Kubitschek Pinheiro / 18 de setembro de 2018
Foto: leo aversa/ divulgação
Era 1968 quando Chico Buarque cantou pela última vez em João Pessoa. O Clube Astréa estava em plena atividade e recebeu o artista que, naquele ano, lançava “Carolina”, “Retrato em branco-e-preto” e colocava em disco “Roda viva”, defendida no festival de 1967. Chico volta a João Pessoa com a turnê Caravanas, do disco lançado ano passado.

Chico e banda sobem ao palco do Teatro Pedra do Reino hoje e amanhã. Junto com ele, estará Luiz Cláudio Ramos, maestro e arranjador que está com Chico há mais de 45 anos, assinando a direção musical dos últimos discos dele e deste show.

Em entrevista ao CORREIO pelo telefone, Ramos ficou impressionado ao saber quanto tempo faz que Chico não vem a João Pessoa (em Campina, ele cantou na década de 1990, no Spazzio).

Além das nove faixas do disco novo, Caravanas, Chico interpreta clássicos da carreira como “Retrato em branco e preto”, “Iolanda”, “Partido alto”, “Todo sentimento” e “Sabiá”, “Geni e o zepelim”, “Futuros amantes” e “Paratodos”.

Segundo Luiz Cláudio, foram 33 dias de ensaios para que Caravanas pegasse a estrada. “Ensaiamos esse período – uns trinta e poucos dias, a banda toda afinada. Nesse período aconteceram algumas mudanças. O roteiro é dele, inclusive, ele se vangloriza em ser craque no roteiro”, disse o maestro, rindo.

Alguma novidade nessa temporada? “Olha, no show teremos um Chico intenso, cuja novidade é sua performance, o diferencial”. Chico arrisca até uns passos de dança nesse show. “As cenas de palco foram acontecendo”.

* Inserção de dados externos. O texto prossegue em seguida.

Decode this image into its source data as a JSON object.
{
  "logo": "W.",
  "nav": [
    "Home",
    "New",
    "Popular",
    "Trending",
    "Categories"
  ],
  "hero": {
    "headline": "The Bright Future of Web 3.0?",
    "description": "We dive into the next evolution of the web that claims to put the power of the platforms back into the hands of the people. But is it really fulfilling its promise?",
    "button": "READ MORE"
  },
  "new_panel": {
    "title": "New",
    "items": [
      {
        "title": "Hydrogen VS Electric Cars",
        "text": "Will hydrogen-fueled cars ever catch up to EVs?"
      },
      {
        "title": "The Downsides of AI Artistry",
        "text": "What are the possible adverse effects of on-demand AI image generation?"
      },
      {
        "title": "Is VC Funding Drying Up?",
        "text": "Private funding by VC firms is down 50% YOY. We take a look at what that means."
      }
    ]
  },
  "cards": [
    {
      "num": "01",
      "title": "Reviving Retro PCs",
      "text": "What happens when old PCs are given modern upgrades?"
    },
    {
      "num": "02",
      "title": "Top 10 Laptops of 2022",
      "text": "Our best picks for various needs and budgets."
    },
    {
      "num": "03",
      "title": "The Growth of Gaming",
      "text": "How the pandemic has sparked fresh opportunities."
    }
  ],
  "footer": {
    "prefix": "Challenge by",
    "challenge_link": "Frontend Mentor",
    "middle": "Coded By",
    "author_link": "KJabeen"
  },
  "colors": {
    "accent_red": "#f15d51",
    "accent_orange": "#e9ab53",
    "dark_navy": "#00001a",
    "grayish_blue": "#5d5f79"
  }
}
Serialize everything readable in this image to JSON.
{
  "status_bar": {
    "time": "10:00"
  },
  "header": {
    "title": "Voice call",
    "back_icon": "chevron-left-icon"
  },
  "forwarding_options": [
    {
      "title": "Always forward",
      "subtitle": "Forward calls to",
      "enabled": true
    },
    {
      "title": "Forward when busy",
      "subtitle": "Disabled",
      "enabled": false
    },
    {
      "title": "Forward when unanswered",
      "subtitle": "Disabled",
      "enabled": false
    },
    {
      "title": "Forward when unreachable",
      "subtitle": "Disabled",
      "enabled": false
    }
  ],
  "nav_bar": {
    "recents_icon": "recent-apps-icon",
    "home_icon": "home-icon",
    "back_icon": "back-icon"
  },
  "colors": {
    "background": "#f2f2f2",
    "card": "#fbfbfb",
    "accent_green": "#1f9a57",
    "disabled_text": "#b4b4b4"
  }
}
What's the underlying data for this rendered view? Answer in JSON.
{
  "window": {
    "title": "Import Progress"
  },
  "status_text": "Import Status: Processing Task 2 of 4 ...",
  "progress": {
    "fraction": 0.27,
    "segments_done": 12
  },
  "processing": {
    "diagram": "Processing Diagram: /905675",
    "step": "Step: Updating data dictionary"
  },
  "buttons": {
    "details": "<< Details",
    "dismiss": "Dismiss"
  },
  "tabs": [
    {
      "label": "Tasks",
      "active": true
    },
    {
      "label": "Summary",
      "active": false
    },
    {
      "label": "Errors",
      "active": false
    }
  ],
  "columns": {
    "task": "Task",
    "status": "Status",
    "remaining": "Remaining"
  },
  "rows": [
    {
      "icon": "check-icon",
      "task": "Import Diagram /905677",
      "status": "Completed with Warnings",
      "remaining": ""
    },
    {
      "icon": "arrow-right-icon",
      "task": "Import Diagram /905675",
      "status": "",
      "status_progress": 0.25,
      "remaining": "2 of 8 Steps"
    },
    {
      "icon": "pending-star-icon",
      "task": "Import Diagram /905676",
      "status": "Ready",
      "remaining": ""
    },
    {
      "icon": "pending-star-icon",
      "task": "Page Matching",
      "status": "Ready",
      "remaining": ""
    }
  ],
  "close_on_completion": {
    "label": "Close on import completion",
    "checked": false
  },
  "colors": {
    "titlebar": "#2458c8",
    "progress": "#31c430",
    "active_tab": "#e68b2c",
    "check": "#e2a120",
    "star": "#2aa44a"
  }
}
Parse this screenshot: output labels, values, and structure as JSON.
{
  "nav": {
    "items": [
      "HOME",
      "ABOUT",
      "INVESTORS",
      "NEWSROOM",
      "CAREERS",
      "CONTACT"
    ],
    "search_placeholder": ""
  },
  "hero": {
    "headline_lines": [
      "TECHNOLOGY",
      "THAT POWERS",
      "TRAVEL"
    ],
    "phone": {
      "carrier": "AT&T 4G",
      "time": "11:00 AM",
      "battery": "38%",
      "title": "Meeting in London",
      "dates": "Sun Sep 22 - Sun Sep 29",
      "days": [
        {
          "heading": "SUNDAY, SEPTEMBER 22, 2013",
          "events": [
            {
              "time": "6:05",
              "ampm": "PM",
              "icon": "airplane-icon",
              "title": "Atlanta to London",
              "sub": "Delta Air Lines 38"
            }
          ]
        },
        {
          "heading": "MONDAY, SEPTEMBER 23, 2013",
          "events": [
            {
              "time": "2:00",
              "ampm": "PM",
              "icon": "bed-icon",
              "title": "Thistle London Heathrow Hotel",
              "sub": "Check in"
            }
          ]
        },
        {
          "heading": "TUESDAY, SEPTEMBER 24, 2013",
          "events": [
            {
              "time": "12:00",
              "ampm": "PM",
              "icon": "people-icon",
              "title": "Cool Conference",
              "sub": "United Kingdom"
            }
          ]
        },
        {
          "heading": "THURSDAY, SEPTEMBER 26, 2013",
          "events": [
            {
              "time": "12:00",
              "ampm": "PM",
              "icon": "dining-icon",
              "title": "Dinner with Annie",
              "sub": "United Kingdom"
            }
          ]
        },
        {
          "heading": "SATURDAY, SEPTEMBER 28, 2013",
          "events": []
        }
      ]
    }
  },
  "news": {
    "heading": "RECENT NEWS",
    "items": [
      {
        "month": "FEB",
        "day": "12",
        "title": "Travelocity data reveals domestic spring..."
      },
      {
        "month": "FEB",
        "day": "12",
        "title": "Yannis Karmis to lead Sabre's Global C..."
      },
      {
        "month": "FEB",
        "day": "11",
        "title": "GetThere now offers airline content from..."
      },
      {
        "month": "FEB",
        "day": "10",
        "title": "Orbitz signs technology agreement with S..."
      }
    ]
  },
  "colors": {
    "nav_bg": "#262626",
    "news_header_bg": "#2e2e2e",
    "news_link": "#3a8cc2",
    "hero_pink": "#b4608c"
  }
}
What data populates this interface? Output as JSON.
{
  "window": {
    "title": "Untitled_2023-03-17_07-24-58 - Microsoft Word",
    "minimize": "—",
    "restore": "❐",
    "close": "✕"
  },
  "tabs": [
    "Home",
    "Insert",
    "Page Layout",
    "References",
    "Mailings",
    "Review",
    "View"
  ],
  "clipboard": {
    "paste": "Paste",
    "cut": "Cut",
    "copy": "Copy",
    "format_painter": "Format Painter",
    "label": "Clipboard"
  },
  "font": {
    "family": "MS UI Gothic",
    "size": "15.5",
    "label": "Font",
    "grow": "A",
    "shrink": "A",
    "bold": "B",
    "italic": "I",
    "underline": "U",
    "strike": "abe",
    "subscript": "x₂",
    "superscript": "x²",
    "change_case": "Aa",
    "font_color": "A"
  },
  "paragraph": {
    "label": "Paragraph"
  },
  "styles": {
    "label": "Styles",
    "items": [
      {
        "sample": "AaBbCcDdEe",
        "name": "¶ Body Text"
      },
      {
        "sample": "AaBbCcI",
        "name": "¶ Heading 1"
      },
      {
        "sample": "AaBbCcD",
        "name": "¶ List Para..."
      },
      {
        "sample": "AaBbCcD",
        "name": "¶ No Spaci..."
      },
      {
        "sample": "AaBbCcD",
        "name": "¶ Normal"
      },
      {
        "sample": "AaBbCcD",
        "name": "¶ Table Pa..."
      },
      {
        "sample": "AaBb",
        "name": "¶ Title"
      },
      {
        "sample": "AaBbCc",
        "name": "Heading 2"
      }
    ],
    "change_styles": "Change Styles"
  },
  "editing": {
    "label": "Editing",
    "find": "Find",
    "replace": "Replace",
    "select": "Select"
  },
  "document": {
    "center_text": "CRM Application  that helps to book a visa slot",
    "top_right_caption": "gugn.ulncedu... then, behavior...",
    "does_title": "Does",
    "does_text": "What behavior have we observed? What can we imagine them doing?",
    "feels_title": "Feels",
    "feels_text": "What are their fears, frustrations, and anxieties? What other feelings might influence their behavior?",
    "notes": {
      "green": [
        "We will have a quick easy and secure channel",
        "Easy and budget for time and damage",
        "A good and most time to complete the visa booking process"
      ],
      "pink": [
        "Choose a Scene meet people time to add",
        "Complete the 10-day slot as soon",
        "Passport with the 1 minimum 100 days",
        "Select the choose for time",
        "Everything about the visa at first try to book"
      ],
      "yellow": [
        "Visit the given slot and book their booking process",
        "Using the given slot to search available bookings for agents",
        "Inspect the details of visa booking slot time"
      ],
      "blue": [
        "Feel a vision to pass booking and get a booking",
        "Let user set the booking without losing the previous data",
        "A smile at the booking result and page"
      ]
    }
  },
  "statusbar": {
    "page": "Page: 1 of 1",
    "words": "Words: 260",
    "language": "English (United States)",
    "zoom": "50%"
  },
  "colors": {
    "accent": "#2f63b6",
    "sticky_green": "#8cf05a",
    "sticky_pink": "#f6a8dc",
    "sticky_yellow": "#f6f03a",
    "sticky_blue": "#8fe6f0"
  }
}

Chico não deixa de reverenciar o mestre Wilson das Neves, seu baterista que morreu em agosto do ano passado, aos 81 anos. Em dado momento do show ele coloca um chapéu Panamá e canta “Grande Hotel” (parceria dos dois).

Em todos os shows de Chico Buarque as fãs gritam muito (“Chico, eu te amo”, “Chico, quero me casar com você”), mas o maestro disse que isso não atrapalha a banda. “A gente já acostumou, é natural. Mas não é somente elas, eles também gritam que amam Chico e querem se casar com ele”, comenta, rindo.

Luiz Cláudio conheceu Chico em 1973, quando foi chamado para tocar na faixa “Barbara”, do disco da trilha sonora da peça Calabar, o Elogio da Traição, de Chico e Ruy Guerra, que foi censurada. “Mas o disco saiu. Eu tinha 20 e poucos anos e foi muito importante para minha carreira” registra.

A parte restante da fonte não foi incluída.